Néanmoins, comme l’on peut s’en douter, le destin va la rattraper au travers la descendance de sa défunte maîtresse une bonne quinzaine d’années plus tard. Et c’est une pléthore de personnages qui va se trouver mêlée à cette longue enquête.
Mon avis :
Un roman typiquement classique, so british, je ne connaissais pas Wilkie Collins. Peut-être un peu long à mon goût, très romantique, mais plutôt agréable à lire (on n'écrit plus comme ça de nos jours) avec quelques passages comiques ou bien émouvants. J’ai été suffisamment gourde pour ne pas deviner le secret dont le contenu a réussi à me surprendre… Alors que c’était tout à fait prévisible. Bref…
Un roman à déguster avec une tranche de cake et un bon thé. Et j'ai failli oublier : une lecture dans le cadre du Club !
Sur l’auteur : Wilkie Collins est un écrivain britannique de l’époque victorienne. Après des études de droit et l’obtention d’un diplôme d’avocat en 1851, il
connaît son premier succès avec Antonina en 1850. Il rencontre Charles Dickens en 1851 qui deviendra à la fois son ami et principal
éditeur. Ses livres sont qualifiés de «romans à sensation », genre précurseur du roman policier et du roman à suspense. Au cours de sa carrière
il a écrit 27 romans, plus de 50 nouvelles, au moins 15 pièces de théâtres et plus de 100 essais.

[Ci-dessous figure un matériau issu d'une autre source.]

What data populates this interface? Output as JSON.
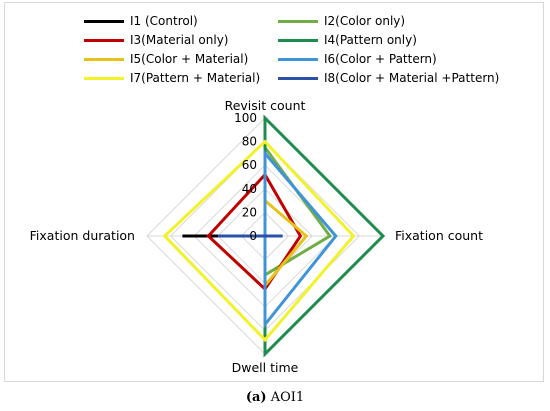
{
  "chart_data": {
    "type": "radar",
    "axes": [
      "Revisit count",
      "Fixation count",
      "Dwell time",
      "Fixation duration"
    ],
    "rlim": [
      0,
      100
    ],
    "ticks": [
      "0",
      "20",
      "40",
      "60",
      "80",
      "100"
    ],
    "grid": true,
    "legend_position": "top",
    "series": [
      {
        "name": "I1 (Control)",
        "color": "#000000",
        "values": [
          0,
          0,
          0,
          70
        ]
      },
      {
        "name": "I2(Color only)",
        "color": "#70ad47",
        "values": [
          75,
          55,
          33,
          0
        ]
      },
      {
        "name": "I3(Material only)",
        "color": "#c00000",
        "values": [
          52,
          30,
          45,
          48
        ]
      },
      {
        "name": "I4(Pattern only)",
        "color": "#1e8c4e",
        "values": [
          100,
          100,
          100,
          0
        ]
      },
      {
        "name": "I5(Color + Material)",
        "color": "#e8c21a",
        "values": [
          30,
          35,
          42,
          0
        ]
      },
      {
        "name": "I6(Color + Pattern)",
        "color": "#3f93d8",
        "values": [
          70,
          60,
          75,
          0
        ]
      },
      {
        "name": "I7(Pattern + Material)",
        "color": "#f2f22a",
        "values": [
          80,
          75,
          88,
          85
        ]
      },
      {
        "name": "I8(Color + Material +Pattern)",
        "color": "#2a50a8",
        "values": [
          0,
          15,
          0,
          40
        ]
      }
    ]
  },
  "caption": {
    "label": "(a)",
    "text": " AOI1"
  }
}
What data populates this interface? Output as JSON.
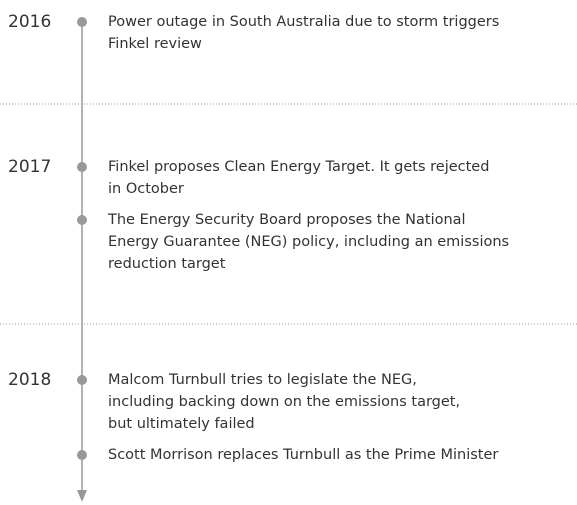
{
  "timeline": {
    "groups": [
      {
        "year": "2016",
        "events": [
          {
            "lines": [
              "Power outage in South Australia due to storm triggers",
              "Finkel review"
            ]
          }
        ]
      },
      {
        "year": "2017",
        "events": [
          {
            "lines": [
              "Finkel proposes Clean Energy Target. It gets rejected",
              "in October"
            ]
          },
          {
            "lines": [
              "The Energy Security Board proposes the National",
              "Energy Guarantee (NEG) policy, including an emissions",
              "reduction target"
            ]
          }
        ]
      },
      {
        "year": "2018",
        "events": [
          {
            "lines": [
              "Malcom Turnbull tries to legislate the NEG,",
              "including backing down on the emissions target,",
              "but ultimately failed"
            ]
          },
          {
            "lines": [
              "Scott Morrison replaces Turnbull as the Prime Minister"
            ]
          }
        ]
      }
    ]
  }
}
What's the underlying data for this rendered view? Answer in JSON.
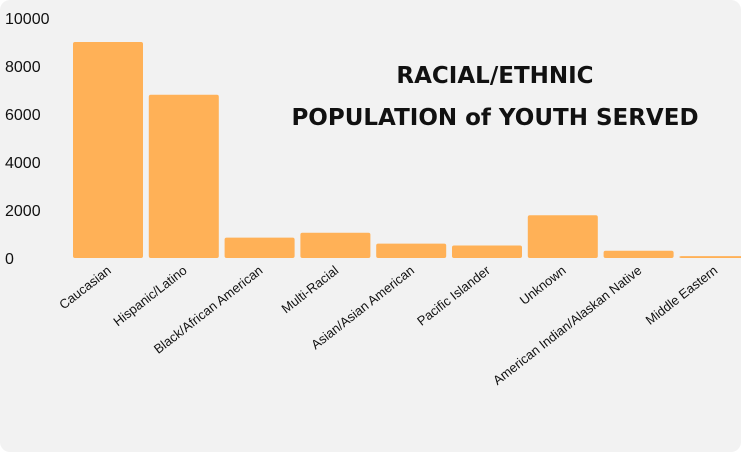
{
  "chart_data": {
    "type": "bar",
    "title": [
      "RACIAL/ETHNIC",
      "POPULATION of YOUTH SERVED"
    ],
    "categories": [
      "Caucasian",
      "Hispanic/Latino",
      "Black/African American",
      "Multi-Racial",
      "Asian/Asian American",
      "Pacific Islander",
      "Unknown",
      "American Indian/Alaskan Native",
      "Middle Eastern"
    ],
    "values": [
      9000,
      6800,
      850,
      1050,
      600,
      520,
      1780,
      300,
      80
    ],
    "ylim": [
      0,
      10000
    ],
    "yticks": [
      "0",
      "2000",
      "4000",
      "6000",
      "8000",
      "10000"
    ],
    "ytick_values": [
      0,
      2000,
      4000,
      6000,
      8000,
      10000
    ],
    "grid": false,
    "bar_color": "#FFB157",
    "background": "#F2F2F2"
  }
}
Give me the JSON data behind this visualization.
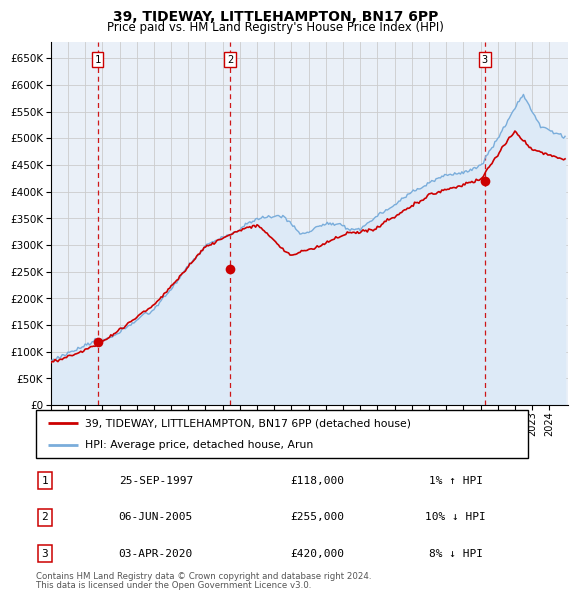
{
  "title": "39, TIDEWAY, LITTLEHAMPTON, BN17 6PP",
  "subtitle": "Price paid vs. HM Land Registry's House Price Index (HPI)",
  "ytick_values": [
    0,
    50000,
    100000,
    150000,
    200000,
    250000,
    300000,
    350000,
    400000,
    450000,
    500000,
    550000,
    600000,
    650000
  ],
  "ylim": [
    0,
    680000
  ],
  "sale_dates": [
    "1997-09-25",
    "2005-06-06",
    "2020-04-03"
  ],
  "sale_prices": [
    118000,
    255000,
    420000
  ],
  "sale_labels": [
    "1",
    "2",
    "3"
  ],
  "sale_info": [
    {
      "num": "1",
      "date": "25-SEP-1997",
      "price": "£118,000",
      "hpi": "1% ↑ HPI"
    },
    {
      "num": "2",
      "date": "06-JUN-2005",
      "price": "£255,000",
      "hpi": "10% ↓ HPI"
    },
    {
      "num": "3",
      "date": "03-APR-2020",
      "price": "£420,000",
      "hpi": "8% ↓ HPI"
    }
  ],
  "legend_line1": "39, TIDEWAY, LITTLEHAMPTON, BN17 6PP (detached house)",
  "legend_line2": "HPI: Average price, detached house, Arun",
  "footer1": "Contains HM Land Registry data © Crown copyright and database right 2024.",
  "footer2": "This data is licensed under the Open Government Licence v3.0.",
  "price_line_color": "#cc0000",
  "hpi_line_color": "#7aaddb",
  "hpi_fill_color": "#ddeaf7",
  "grid_color": "#cccccc",
  "bg_color": "#eaf0f8",
  "sale_marker_color": "#cc0000",
  "sale_vline_color": "#cc0000",
  "x_start_year": 1995,
  "x_end_year": 2024
}
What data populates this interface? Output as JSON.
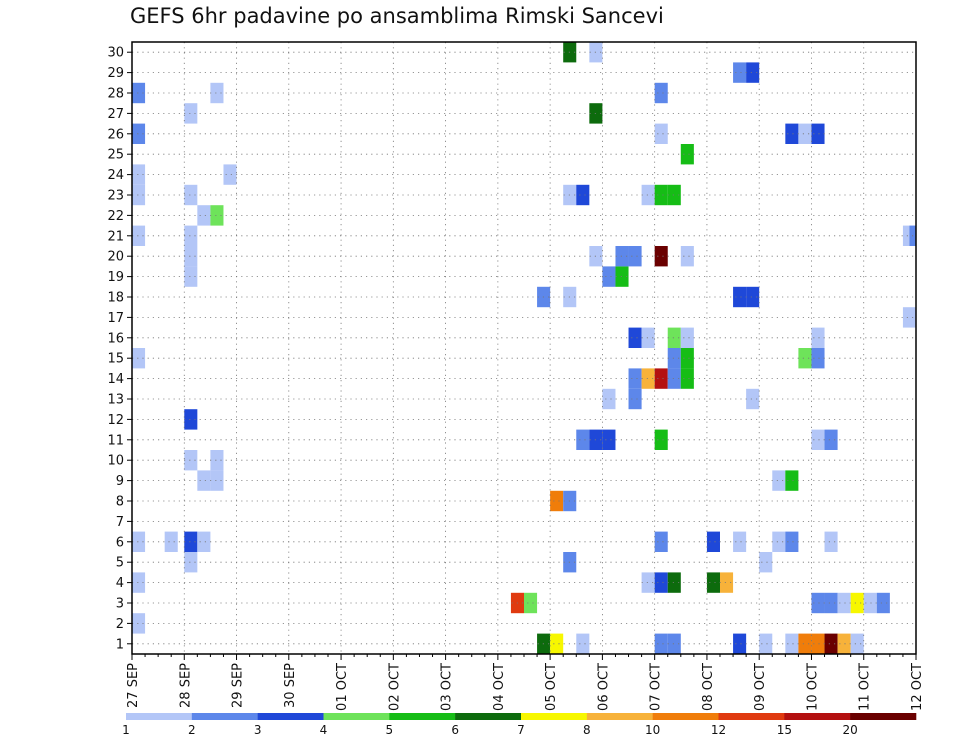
{
  "chart_data": {
    "type": "heatmap",
    "title": "GEFS 6hr padavine po ansamblima Rimski Sancevi",
    "xlabel": "",
    "ylabel": "",
    "x_ticks": [
      "27 SEP",
      "28 SEP",
      "29 SEP",
      "30 SEP",
      "01 OCT",
      "02 OCT",
      "03 OCT",
      "04 OCT",
      "05 OCT",
      "06 OCT",
      "07 OCT",
      "08 OCT",
      "09 OCT",
      "10 OCT",
      "11 OCT",
      "12 OCT"
    ],
    "y_ticks": [
      "1",
      "2",
      "3",
      "4",
      "5",
      "6",
      "7",
      "8",
      "9",
      "10",
      "11",
      "12",
      "13",
      "14",
      "15",
      "16",
      "17",
      "18",
      "19",
      "20",
      "21",
      "22",
      "23",
      "24",
      "25",
      "26",
      "27",
      "28",
      "29",
      "30"
    ],
    "xlim_steps": [
      0,
      60
    ],
    "ylim_members": [
      0.5,
      30.5
    ],
    "grid": true,
    "colorbar": {
      "labels": [
        "1",
        "2",
        "3",
        "4",
        "5",
        "6",
        "7",
        "8",
        "10",
        "12",
        "15",
        "20"
      ],
      "colors": [
        "#b3c6f7",
        "#5d87ea",
        "#1f48d8",
        "#6ee35a",
        "#16bd16",
        "#0d6b0d",
        "#f7f700",
        "#f7b23a",
        "#f07d0a",
        "#e03a10",
        "#b41010",
        "#6a0000"
      ]
    },
    "points": [
      [
        0.5,
        28,
        1
      ],
      [
        0.5,
        26,
        1
      ],
      [
        0.5,
        24,
        0
      ],
      [
        0.5,
        23,
        0
      ],
      [
        0.5,
        21,
        0
      ],
      [
        0.5,
        15,
        0
      ],
      [
        0.5,
        6,
        0
      ],
      [
        0.5,
        4,
        0
      ],
      [
        0.5,
        2,
        0
      ],
      [
        3,
        6,
        0
      ],
      [
        4.5,
        27,
        0
      ],
      [
        4.5,
        23,
        0
      ],
      [
        4.5,
        21,
        0
      ],
      [
        4.5,
        20,
        0
      ],
      [
        4.5,
        19,
        0
      ],
      [
        4.5,
        12,
        2
      ],
      [
        4.5,
        10,
        0
      ],
      [
        4.5,
        6,
        2
      ],
      [
        4.5,
        5,
        0
      ],
      [
        5.5,
        22,
        0
      ],
      [
        5.5,
        9,
        0
      ],
      [
        5.5,
        6,
        0
      ],
      [
        6.5,
        28,
        0
      ],
      [
        6.5,
        22,
        3
      ],
      [
        6.5,
        10,
        0
      ],
      [
        6.5,
        9,
        0
      ],
      [
        7.5,
        24,
        0
      ],
      [
        29.5,
        3,
        9
      ],
      [
        30.5,
        3,
        3
      ],
      [
        31.5,
        18,
        1
      ],
      [
        31.5,
        1,
        5
      ],
      [
        32.5,
        8,
        8
      ],
      [
        32.5,
        1,
        6
      ],
      [
        33.5,
        30,
        5
      ],
      [
        33.5,
        23,
        0
      ],
      [
        33.5,
        18,
        0
      ],
      [
        33.5,
        8,
        1
      ],
      [
        33.5,
        5,
        1
      ],
      [
        34.5,
        23,
        2
      ],
      [
        34.5,
        11,
        1
      ],
      [
        34.5,
        1,
        0
      ],
      [
        35.5,
        30,
        0
      ],
      [
        35.5,
        27,
        5
      ],
      [
        35.5,
        20,
        0
      ],
      [
        35.5,
        11,
        2
      ],
      [
        36.5,
        19,
        1
      ],
      [
        36.5,
        13,
        0
      ],
      [
        36.5,
        11,
        2
      ],
      [
        37.5,
        19,
        4
      ],
      [
        37.5,
        20,
        1
      ],
      [
        38.5,
        20,
        1
      ],
      [
        38.5,
        16,
        2
      ],
      [
        38.5,
        14,
        1
      ],
      [
        38.5,
        13,
        1
      ],
      [
        39.5,
        23,
        0
      ],
      [
        39.5,
        16,
        0
      ],
      [
        39.5,
        14,
        7
      ],
      [
        39.5,
        4,
        0
      ],
      [
        40.5,
        28,
        1
      ],
      [
        40.5,
        26,
        0
      ],
      [
        40.5,
        23,
        4
      ],
      [
        40.5,
        20,
        11
      ],
      [
        40.5,
        14,
        10
      ],
      [
        40.5,
        11,
        4
      ],
      [
        40.5,
        6,
        1
      ],
      [
        40.5,
        4,
        2
      ],
      [
        40.5,
        1,
        1
      ],
      [
        41.5,
        23,
        4
      ],
      [
        41.5,
        16,
        3
      ],
      [
        41.5,
        15,
        1
      ],
      [
        41.5,
        14,
        1
      ],
      [
        41.5,
        4,
        5
      ],
      [
        41.5,
        1,
        1
      ],
      [
        42.5,
        25,
        4
      ],
      [
        42.5,
        20,
        0
      ],
      [
        42.5,
        16,
        0
      ],
      [
        42.5,
        15,
        4
      ],
      [
        42.5,
        14,
        4
      ],
      [
        44.5,
        6,
        2
      ],
      [
        44.5,
        4,
        5
      ],
      [
        45.5,
        4,
        7
      ],
      [
        46.5,
        6,
        0
      ],
      [
        46.5,
        29,
        1
      ],
      [
        47.5,
        29,
        2
      ],
      [
        46.5,
        18,
        2
      ],
      [
        47.5,
        18,
        2
      ],
      [
        46.5,
        1,
        2
      ],
      [
        47.5,
        13,
        0
      ],
      [
        48.5,
        5,
        0
      ],
      [
        48.5,
        1,
        0
      ],
      [
        49.5,
        9,
        0
      ],
      [
        49.5,
        6,
        0
      ],
      [
        50.5,
        9,
        4
      ],
      [
        50.5,
        6,
        1
      ],
      [
        50.5,
        1,
        0
      ],
      [
        50.5,
        26,
        2
      ],
      [
        51.5,
        26,
        0
      ],
      [
        51.5,
        15,
        3
      ],
      [
        51.5,
        1,
        8
      ],
      [
        52.5,
        26,
        2
      ],
      [
        52.5,
        16,
        0
      ],
      [
        52.5,
        15,
        1
      ],
      [
        52.5,
        11,
        0
      ],
      [
        52.5,
        1,
        8
      ],
      [
        52.5,
        3,
        1
      ],
      [
        53.5,
        11,
        1
      ],
      [
        53.5,
        6,
        0
      ],
      [
        53.5,
        3,
        1
      ],
      [
        53.5,
        1,
        11
      ],
      [
        54.5,
        3,
        0
      ],
      [
        54.5,
        1,
        7
      ],
      [
        55.5,
        3,
        6
      ],
      [
        55.5,
        1,
        0
      ],
      [
        56.5,
        3,
        0
      ],
      [
        57.5,
        3,
        1
      ],
      [
        59.5,
        21,
        0
      ],
      [
        59.5,
        17,
        0
      ],
      [
        60,
        21,
        1
      ]
    ]
  }
}
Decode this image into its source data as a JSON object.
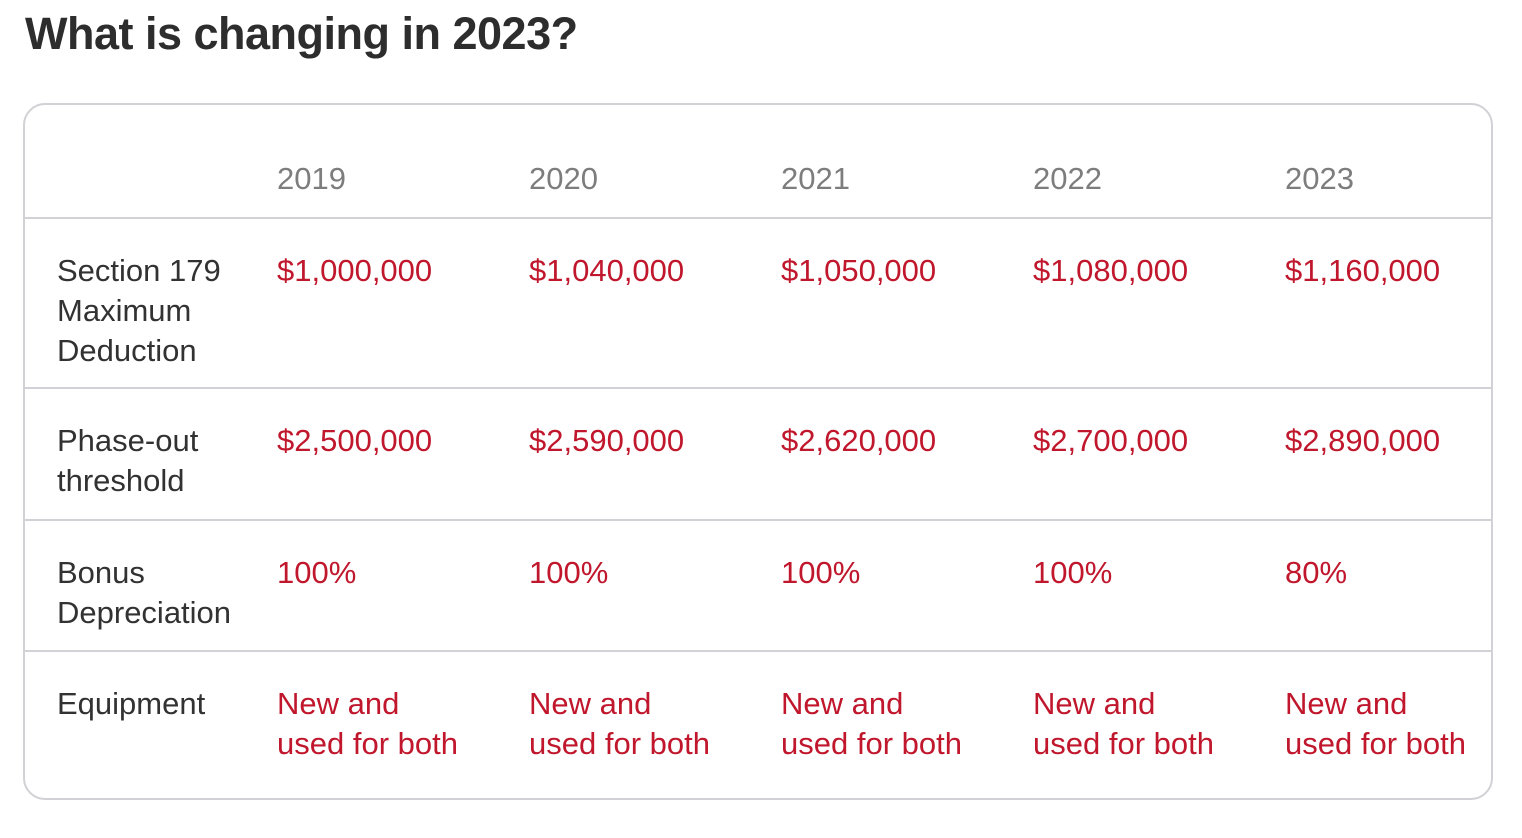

(sur cette photo, on dirait le Père Noël...)
Extraits :
& A ces mots Mrs. Jazeph sursauta comme si on l’eût frappée et s’écarta brusquement pour regagner la fenêtre.
- Je ne vous ai pas offensée, j’espère, dit Rosamond en observant ce recul. J’ai la triste habitude de dire tout ce qui me passe par la tête. Et j’ai vraiment cru lire dans vos yeux, à l’instant, que quelque chose en moi vous effrayait ou vous faisait souffrir.
& Comme la grande majorité des hommes dotés d’une stupidité opaque, il éprouvait un plaisir intense à s’écouter parler, et il flairait, à la suite des événements qui venaient de se produire dans la maison, une occasion exceptionnelle de s’offrir ce luxe.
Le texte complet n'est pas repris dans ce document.